Jedenfalls erschien 1987 Time Boom X De Devil Dead, produziert von dem britischen Producerkönig Adrian Sherwood (wobei es sich Perry sicher nicht nehmen ließ, Schicht auf Schicht auf Effekt auf Effekt, auf Echo auf Echo und Gimmick auf Gimmick zu legen).

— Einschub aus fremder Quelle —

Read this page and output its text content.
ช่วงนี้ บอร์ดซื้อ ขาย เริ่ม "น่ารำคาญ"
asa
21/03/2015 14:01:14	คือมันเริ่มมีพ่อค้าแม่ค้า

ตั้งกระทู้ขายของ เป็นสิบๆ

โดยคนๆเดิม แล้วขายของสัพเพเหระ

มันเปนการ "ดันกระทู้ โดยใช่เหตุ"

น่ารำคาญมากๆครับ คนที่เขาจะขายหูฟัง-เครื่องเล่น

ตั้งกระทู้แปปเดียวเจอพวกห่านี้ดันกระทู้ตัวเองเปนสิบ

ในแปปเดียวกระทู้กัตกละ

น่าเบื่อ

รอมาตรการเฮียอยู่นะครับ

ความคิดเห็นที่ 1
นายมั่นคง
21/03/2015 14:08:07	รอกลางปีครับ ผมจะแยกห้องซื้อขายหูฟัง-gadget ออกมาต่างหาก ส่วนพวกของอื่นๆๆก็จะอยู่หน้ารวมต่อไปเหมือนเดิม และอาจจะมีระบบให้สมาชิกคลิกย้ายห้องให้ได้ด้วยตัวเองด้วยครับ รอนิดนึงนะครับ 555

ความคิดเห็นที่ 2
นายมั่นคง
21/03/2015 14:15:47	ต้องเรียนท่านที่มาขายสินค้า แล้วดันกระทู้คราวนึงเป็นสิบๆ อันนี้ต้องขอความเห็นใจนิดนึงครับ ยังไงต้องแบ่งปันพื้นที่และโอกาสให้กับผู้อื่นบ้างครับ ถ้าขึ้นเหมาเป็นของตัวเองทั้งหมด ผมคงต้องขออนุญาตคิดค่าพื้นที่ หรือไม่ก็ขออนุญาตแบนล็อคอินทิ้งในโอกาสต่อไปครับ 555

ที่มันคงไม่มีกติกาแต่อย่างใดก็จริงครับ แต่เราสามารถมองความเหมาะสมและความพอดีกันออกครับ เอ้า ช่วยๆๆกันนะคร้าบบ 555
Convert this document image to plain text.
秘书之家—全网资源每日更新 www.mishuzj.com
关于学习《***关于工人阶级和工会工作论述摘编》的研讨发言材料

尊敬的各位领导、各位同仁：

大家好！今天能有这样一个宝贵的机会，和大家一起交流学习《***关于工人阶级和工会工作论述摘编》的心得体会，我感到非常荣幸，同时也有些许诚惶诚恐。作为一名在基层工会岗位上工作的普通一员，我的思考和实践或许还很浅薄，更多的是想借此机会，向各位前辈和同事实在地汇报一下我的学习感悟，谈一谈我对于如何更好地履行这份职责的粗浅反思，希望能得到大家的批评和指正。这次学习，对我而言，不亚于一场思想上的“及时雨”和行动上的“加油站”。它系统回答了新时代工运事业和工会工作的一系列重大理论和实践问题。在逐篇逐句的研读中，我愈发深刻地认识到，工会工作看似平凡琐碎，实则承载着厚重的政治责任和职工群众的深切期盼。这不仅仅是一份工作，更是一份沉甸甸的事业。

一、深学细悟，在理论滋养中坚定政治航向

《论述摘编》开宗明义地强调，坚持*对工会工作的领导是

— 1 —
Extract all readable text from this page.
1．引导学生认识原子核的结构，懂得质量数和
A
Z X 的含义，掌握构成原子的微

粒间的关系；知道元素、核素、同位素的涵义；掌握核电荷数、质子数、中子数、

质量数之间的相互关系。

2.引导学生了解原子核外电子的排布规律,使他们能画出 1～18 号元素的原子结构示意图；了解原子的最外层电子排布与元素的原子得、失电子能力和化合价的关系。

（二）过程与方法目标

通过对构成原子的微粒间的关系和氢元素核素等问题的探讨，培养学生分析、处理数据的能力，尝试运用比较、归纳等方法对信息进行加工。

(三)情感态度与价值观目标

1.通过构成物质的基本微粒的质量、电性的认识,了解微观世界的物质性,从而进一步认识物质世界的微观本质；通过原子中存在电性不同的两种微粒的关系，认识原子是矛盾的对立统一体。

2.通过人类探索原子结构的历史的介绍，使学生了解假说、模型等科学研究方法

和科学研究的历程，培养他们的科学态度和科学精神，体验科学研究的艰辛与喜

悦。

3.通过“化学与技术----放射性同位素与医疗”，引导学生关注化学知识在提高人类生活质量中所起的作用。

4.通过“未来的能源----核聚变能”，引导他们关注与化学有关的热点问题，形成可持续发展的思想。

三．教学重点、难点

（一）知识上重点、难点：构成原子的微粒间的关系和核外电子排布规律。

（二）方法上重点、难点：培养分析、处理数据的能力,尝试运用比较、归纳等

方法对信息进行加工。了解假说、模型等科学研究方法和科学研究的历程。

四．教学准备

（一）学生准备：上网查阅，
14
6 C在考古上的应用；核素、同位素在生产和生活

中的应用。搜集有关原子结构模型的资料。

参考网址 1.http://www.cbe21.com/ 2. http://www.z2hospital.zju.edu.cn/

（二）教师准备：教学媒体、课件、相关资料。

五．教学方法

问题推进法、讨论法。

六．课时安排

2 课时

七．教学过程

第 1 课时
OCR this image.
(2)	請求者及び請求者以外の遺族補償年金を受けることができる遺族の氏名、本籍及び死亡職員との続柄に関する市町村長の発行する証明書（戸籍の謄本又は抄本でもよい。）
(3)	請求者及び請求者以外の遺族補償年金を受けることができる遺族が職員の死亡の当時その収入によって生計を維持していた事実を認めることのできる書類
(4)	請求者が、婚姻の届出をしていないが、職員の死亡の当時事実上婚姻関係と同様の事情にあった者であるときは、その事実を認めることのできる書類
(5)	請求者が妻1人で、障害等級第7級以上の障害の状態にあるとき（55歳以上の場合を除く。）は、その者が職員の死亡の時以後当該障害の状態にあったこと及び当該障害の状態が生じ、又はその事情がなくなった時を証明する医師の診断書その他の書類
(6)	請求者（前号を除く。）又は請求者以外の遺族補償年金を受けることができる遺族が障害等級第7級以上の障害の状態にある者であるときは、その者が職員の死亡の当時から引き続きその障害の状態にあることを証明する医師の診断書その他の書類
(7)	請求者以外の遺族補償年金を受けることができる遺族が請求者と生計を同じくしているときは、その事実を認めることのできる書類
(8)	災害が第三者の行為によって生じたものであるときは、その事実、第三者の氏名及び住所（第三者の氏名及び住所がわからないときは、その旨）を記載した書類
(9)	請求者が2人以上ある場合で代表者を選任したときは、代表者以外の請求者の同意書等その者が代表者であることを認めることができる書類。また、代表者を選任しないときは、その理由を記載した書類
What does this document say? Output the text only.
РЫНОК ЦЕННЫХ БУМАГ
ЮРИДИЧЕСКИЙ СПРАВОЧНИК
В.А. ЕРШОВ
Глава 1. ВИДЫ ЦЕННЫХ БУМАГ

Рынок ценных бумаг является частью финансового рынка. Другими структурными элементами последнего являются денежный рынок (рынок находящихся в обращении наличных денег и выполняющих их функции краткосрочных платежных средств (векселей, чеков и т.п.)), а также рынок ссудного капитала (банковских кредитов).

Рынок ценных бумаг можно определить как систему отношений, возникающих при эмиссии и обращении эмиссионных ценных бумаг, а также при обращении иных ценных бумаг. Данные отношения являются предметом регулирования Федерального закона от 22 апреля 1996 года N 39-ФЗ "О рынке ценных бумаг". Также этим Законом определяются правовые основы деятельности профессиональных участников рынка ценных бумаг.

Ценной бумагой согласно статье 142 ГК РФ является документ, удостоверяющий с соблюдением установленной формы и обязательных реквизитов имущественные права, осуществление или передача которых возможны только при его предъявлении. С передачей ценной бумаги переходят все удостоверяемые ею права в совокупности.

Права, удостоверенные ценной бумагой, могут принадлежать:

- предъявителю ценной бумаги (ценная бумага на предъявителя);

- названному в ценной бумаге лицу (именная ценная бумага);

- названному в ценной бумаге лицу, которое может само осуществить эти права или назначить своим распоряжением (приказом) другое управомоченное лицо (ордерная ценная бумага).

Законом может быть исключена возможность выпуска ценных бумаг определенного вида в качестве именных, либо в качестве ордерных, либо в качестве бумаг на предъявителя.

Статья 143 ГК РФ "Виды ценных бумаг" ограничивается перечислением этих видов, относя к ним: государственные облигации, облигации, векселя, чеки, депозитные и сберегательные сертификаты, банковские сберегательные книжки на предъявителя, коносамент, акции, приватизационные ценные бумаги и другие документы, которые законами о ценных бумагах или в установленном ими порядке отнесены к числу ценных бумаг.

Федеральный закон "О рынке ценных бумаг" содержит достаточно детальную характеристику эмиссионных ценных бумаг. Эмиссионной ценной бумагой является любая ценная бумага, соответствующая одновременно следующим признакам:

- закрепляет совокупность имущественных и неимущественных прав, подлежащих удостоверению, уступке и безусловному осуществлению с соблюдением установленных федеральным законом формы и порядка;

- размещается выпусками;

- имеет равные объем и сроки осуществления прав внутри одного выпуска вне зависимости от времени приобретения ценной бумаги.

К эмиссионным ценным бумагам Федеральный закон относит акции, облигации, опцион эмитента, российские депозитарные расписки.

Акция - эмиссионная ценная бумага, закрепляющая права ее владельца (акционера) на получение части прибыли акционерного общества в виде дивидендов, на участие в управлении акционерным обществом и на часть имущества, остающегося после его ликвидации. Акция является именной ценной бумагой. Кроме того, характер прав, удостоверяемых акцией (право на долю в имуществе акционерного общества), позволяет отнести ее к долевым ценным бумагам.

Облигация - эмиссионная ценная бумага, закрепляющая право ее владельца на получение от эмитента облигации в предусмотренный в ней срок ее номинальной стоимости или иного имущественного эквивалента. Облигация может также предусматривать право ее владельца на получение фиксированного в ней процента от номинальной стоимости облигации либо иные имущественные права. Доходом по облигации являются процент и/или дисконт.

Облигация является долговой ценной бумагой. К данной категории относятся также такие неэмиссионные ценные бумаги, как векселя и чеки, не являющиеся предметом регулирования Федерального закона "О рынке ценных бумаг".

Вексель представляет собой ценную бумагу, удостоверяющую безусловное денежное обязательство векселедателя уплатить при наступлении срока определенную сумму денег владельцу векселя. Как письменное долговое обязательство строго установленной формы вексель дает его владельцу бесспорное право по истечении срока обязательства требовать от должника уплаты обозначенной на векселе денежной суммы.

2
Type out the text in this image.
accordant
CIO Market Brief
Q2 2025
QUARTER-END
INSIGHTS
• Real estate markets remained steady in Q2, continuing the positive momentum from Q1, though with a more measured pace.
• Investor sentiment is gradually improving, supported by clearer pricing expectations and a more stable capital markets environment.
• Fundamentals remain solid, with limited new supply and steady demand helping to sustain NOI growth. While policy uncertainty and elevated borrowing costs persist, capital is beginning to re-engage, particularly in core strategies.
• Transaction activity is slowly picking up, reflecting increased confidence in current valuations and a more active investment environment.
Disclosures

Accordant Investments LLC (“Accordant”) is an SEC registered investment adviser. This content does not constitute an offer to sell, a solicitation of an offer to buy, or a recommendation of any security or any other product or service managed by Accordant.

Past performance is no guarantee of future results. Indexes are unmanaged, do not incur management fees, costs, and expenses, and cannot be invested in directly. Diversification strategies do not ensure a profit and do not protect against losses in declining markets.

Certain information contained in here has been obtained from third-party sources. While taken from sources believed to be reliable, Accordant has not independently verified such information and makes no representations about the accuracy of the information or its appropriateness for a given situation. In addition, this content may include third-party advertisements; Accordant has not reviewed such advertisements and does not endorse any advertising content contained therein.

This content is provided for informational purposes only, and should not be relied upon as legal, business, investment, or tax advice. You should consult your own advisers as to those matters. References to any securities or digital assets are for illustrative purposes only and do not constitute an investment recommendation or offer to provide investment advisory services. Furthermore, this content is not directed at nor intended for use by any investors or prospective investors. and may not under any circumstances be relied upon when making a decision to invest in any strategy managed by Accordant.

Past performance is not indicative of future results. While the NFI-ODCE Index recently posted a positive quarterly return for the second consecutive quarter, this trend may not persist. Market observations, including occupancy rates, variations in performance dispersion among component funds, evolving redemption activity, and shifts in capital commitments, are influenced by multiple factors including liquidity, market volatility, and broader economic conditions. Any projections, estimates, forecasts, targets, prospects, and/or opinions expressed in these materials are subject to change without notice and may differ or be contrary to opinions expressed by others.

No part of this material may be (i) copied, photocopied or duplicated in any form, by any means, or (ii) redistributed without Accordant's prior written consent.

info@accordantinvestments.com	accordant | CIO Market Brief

Musiker waren die fantastischen Dub Syndicate, und das Album war der Startschuss eines tollen Comebacks.
https://youtu.be/7xq-tPpL4OY

Das muss genügen, es gibt wahrlich noch massenweise gute (und viele schlechte) Compilations, Best Ofs, Reissues, schlampig zusammengestellte Sampler und liebevoll kuratierte Alben mit tollen Linernotes und echten Seltenheiten.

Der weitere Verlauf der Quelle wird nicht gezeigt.